A vote recount in Wisconsin, requested and funded by Trump’s campaign team, increased Joe Biden’s lead by 132 votes. But Donald Trump by no means gives the state lost. He now wants to achieve that a total of 238,000 votes are disqualified. Namely those that were cast before the election day as part of the early voting, as well as postal votes from voters who, according to their own information, cannot leave their apartment and are therefore exempt from the otherwise applicable identification requirement. The election in Wisconsin was decided by around 20,000 votes for Biden. Since most of the postal and early votes went to the Democrats, their exclusion could tip the election result.
Trump gives the first interview since election
At 10 a.m. local time in Washington, so shortly, the elected US president will give his first detailed interview since the November 3rd election. The selected medium is — despite Trump’s recent violent criticism of the station — his old favorite channel Fox News.

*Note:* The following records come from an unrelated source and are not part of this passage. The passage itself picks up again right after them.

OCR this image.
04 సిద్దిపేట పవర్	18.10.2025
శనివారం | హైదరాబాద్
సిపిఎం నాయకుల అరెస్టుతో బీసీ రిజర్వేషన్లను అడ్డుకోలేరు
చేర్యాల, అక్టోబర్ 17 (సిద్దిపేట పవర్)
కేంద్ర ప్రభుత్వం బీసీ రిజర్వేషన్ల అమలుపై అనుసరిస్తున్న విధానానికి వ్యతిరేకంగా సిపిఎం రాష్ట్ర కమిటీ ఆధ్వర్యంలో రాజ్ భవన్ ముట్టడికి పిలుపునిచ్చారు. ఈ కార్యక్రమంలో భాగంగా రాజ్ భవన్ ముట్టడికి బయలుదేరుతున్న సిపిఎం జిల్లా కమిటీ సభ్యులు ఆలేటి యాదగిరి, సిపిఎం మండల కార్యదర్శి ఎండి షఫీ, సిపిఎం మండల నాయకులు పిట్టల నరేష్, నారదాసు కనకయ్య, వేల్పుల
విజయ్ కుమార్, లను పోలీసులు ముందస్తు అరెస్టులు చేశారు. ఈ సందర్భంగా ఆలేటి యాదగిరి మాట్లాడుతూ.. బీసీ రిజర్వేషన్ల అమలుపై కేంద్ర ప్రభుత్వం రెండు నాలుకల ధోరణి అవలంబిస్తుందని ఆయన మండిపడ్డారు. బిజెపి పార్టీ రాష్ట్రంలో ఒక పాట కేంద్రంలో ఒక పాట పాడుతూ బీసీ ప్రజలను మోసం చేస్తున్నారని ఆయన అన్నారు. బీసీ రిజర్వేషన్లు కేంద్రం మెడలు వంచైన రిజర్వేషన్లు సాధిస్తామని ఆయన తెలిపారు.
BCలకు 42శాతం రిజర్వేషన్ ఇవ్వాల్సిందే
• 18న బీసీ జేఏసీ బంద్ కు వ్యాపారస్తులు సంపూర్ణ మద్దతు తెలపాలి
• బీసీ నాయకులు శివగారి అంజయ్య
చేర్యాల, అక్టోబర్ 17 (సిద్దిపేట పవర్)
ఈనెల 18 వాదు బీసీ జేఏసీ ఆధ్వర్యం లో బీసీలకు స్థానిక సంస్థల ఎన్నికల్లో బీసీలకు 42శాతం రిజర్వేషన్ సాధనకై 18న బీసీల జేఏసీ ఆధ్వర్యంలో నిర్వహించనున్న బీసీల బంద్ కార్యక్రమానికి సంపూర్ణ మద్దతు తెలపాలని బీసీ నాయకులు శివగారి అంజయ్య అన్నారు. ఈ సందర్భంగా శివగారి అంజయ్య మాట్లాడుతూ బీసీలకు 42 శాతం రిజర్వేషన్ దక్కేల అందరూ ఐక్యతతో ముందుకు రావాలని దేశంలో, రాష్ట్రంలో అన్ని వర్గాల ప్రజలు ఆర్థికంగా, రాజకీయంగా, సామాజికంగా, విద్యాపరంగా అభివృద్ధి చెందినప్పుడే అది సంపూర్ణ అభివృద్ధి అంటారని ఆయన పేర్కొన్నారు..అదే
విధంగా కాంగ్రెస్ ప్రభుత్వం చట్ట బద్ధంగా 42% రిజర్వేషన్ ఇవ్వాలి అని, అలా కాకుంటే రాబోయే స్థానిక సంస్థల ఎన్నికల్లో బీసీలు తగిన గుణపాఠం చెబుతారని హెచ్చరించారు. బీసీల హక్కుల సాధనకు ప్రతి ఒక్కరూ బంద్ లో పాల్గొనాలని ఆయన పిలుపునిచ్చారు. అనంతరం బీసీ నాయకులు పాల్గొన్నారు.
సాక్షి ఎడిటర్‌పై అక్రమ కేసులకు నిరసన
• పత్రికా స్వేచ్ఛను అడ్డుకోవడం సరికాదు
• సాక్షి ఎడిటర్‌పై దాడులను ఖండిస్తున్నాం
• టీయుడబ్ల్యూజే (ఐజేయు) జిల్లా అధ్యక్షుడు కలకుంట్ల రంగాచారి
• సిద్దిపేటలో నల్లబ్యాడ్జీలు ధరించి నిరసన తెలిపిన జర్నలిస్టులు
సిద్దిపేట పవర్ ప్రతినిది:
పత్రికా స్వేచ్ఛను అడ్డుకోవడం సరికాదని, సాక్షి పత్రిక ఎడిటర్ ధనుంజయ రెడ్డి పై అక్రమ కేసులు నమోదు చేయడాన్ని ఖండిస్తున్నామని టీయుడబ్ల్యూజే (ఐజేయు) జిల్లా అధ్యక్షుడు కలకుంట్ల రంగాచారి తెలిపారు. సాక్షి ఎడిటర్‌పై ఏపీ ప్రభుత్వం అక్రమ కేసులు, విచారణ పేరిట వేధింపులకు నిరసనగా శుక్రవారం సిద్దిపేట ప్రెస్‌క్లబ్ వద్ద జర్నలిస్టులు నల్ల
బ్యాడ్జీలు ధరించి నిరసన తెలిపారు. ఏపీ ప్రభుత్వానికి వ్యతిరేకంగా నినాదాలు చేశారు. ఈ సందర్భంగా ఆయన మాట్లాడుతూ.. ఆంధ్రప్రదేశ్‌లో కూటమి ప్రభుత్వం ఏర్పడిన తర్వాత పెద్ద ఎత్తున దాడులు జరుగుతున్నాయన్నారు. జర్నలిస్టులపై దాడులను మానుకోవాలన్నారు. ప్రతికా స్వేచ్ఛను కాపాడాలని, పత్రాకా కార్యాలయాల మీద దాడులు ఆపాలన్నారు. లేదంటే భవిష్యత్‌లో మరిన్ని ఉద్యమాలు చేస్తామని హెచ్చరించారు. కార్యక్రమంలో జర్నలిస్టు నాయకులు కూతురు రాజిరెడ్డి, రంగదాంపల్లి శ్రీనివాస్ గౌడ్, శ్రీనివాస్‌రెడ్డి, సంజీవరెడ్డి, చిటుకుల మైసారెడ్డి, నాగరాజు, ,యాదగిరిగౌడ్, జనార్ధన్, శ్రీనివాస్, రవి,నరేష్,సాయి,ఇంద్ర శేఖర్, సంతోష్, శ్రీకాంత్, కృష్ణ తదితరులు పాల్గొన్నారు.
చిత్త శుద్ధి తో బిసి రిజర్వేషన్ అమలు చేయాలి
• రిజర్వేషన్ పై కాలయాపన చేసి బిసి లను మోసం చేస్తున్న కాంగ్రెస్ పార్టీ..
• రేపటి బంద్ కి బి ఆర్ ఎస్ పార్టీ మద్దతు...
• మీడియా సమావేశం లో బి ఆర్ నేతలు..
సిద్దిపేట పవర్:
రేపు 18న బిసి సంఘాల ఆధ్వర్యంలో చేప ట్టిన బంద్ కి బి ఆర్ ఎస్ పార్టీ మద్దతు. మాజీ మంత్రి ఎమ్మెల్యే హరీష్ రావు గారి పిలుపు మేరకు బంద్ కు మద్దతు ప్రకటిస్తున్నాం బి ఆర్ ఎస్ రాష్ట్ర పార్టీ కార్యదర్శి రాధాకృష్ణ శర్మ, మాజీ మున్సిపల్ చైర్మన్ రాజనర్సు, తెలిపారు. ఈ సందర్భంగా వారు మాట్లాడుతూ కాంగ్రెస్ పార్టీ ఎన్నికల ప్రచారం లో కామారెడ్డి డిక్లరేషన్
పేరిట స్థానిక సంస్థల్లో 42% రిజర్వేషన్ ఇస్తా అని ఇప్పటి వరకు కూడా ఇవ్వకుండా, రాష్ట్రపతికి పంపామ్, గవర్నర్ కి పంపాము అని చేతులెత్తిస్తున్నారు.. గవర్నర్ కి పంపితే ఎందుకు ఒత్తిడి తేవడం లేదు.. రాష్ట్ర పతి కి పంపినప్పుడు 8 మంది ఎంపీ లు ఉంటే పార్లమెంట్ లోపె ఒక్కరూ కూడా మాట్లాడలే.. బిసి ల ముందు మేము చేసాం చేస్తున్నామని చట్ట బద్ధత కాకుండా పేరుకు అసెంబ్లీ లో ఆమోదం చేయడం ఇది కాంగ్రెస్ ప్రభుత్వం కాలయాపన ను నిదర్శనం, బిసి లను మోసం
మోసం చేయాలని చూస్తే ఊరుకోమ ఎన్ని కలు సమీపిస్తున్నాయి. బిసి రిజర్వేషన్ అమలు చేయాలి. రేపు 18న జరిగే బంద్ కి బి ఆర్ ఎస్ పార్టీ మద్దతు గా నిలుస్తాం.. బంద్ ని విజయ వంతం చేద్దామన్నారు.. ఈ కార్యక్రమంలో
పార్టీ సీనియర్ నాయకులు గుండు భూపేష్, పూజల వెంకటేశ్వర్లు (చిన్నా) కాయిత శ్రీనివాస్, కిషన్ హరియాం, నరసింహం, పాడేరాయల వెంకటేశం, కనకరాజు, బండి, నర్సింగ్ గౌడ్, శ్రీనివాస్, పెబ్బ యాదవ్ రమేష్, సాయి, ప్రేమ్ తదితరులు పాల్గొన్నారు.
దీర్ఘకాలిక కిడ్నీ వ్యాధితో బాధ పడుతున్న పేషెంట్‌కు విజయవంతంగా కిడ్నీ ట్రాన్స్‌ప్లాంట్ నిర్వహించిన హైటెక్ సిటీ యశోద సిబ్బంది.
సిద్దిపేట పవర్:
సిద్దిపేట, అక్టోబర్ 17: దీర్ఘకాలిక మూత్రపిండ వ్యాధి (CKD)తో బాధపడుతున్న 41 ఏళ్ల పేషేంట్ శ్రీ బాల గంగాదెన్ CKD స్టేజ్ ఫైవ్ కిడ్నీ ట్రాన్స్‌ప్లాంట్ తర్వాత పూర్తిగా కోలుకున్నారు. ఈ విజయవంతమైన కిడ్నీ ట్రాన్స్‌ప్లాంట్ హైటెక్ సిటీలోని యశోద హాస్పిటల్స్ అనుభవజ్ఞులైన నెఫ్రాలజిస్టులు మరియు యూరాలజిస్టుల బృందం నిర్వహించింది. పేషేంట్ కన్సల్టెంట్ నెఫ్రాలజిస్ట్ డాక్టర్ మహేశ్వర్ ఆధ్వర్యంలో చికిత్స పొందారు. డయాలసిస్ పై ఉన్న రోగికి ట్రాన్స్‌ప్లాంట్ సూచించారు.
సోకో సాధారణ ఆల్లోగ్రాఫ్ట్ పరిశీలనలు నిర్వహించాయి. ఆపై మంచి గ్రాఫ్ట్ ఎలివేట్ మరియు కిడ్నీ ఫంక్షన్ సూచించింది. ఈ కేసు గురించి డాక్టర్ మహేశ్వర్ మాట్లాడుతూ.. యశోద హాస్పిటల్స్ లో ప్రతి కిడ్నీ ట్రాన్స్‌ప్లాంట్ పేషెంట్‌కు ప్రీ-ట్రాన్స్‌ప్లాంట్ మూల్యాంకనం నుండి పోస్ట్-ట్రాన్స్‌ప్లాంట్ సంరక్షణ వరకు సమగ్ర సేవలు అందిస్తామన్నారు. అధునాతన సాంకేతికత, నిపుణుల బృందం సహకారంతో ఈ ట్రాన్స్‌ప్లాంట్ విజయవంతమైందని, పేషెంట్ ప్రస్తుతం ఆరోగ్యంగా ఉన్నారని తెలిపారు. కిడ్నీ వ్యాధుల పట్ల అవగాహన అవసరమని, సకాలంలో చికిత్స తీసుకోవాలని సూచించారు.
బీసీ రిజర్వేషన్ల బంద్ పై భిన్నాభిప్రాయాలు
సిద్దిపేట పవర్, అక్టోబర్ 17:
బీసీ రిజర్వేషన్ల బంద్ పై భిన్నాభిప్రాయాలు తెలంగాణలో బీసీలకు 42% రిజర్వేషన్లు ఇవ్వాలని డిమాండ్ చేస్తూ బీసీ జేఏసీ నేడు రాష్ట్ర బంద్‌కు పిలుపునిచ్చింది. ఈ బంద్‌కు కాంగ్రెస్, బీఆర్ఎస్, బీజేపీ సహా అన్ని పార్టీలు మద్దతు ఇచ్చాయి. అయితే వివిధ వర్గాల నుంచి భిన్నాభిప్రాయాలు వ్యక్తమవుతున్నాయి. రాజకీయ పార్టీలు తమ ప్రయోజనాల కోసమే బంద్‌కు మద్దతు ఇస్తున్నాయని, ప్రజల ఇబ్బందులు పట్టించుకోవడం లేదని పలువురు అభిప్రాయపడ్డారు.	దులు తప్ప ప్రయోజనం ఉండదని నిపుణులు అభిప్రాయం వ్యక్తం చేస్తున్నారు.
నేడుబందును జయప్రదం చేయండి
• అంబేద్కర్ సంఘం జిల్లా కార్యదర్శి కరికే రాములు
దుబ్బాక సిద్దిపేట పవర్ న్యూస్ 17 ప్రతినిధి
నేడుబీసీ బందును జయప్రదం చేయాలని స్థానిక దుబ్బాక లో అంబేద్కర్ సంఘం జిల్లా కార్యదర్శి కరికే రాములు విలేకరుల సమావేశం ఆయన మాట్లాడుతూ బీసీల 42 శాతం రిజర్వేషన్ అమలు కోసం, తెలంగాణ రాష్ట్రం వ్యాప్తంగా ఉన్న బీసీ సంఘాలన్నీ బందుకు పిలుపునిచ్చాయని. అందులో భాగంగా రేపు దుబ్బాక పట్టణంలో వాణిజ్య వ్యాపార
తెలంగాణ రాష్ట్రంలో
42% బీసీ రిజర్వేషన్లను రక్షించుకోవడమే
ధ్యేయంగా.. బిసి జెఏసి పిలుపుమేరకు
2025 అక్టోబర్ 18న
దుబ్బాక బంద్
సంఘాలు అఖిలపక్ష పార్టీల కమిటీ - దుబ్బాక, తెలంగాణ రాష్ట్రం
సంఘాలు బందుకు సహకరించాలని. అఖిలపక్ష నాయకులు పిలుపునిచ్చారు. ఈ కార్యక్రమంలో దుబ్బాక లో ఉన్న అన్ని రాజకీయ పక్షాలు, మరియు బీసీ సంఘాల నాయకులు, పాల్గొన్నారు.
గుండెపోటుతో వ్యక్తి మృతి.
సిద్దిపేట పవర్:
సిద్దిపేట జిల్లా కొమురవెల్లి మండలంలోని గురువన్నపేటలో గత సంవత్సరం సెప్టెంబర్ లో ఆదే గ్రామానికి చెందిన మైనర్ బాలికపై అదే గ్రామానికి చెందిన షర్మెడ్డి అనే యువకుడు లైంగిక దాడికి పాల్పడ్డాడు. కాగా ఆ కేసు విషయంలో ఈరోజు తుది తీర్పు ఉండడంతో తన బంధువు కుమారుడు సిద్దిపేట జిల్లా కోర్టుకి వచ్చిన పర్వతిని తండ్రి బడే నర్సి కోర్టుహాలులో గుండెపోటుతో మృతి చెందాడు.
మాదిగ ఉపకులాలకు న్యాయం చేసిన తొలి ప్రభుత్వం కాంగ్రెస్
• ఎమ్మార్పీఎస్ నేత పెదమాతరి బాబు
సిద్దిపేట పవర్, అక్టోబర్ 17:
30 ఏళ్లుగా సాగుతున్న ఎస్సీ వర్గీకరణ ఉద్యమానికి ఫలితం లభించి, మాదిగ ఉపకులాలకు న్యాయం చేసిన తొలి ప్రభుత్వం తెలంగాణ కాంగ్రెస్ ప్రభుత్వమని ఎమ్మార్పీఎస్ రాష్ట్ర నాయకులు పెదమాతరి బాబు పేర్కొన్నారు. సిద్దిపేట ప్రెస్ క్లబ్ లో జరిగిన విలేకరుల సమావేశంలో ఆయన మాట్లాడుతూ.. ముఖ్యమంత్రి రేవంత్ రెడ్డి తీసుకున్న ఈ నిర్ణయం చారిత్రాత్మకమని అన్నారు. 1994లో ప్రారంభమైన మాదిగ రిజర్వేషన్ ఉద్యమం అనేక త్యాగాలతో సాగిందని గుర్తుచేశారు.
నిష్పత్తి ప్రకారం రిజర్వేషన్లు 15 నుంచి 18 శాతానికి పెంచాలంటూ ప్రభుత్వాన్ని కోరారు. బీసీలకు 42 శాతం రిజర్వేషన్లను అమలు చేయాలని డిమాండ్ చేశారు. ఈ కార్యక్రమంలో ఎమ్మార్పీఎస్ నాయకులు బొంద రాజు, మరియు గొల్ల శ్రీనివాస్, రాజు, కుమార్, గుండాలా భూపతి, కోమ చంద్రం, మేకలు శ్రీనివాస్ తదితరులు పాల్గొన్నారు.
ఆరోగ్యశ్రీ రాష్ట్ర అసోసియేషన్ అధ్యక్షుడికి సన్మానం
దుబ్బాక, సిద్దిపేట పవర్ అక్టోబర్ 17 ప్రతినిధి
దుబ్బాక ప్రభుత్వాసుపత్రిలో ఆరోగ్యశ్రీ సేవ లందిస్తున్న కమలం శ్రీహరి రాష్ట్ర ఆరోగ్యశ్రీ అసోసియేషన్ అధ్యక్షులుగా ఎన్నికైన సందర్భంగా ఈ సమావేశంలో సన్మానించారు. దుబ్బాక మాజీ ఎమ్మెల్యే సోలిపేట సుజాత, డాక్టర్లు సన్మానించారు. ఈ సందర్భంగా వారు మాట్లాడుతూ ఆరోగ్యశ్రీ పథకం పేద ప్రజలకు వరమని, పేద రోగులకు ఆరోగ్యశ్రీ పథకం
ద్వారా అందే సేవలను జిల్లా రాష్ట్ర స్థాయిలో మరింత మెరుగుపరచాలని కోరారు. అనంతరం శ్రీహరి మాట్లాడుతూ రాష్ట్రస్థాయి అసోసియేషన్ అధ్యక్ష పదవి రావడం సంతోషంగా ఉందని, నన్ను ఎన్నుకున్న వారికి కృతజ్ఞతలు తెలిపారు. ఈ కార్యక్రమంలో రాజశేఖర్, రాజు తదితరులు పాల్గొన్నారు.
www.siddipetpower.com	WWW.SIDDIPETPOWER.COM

Vice Governor: Supreme Court will teach Trump a lesson
After one legal defeat after another, the hope of Trump’s legal team rests in the US Supreme Court, the highest court in Washington with its large conservative majority of judges. The Vice-Governor of Pennsylvania, John Fetterman, looks calmly before a lawsuit by the Republicans against the election results in his state. He even hopes so, because the Trump team will be taught a lesson from the Supreme Court (literally: “They’re gonna get their clock cleaned there”), just as they have done several times by the Pennsylvania courts. A ruling by the Supreme Court could finally resolve the matter, Fetterman told CNN.
“NYT”: Israel’s killing of Iran’s nuclear physicist was possibly Biden’s plan
In a commentary on the murder of the Iranian top nuclear physicist Mohsen Fachrisadeh, the “New York Times” suspected that Israel might have tried with the elimination to torpedo Joe Biden’s plans to resume the nuclear deal with Iran after he took office. In view of the renewed tensions between Washington and Tehran that followed, it is said that “the murder of the scientist […] threatens to ruin the efforts of President-elect Joseph R. Biden Jr. to revive the nuclear deal with Iran before he can even begin his diplomacy with Tehran. And that could well have been the main objective of the operation “. There is little doubt that Israel was behind the attack, and Netanyahu’s government had not even tried to dispel the suspicion. There has been open enmity between Israel and Iran for decades, and Netanyahu’s declared goal is to prevent a resumption of the nuclear deal.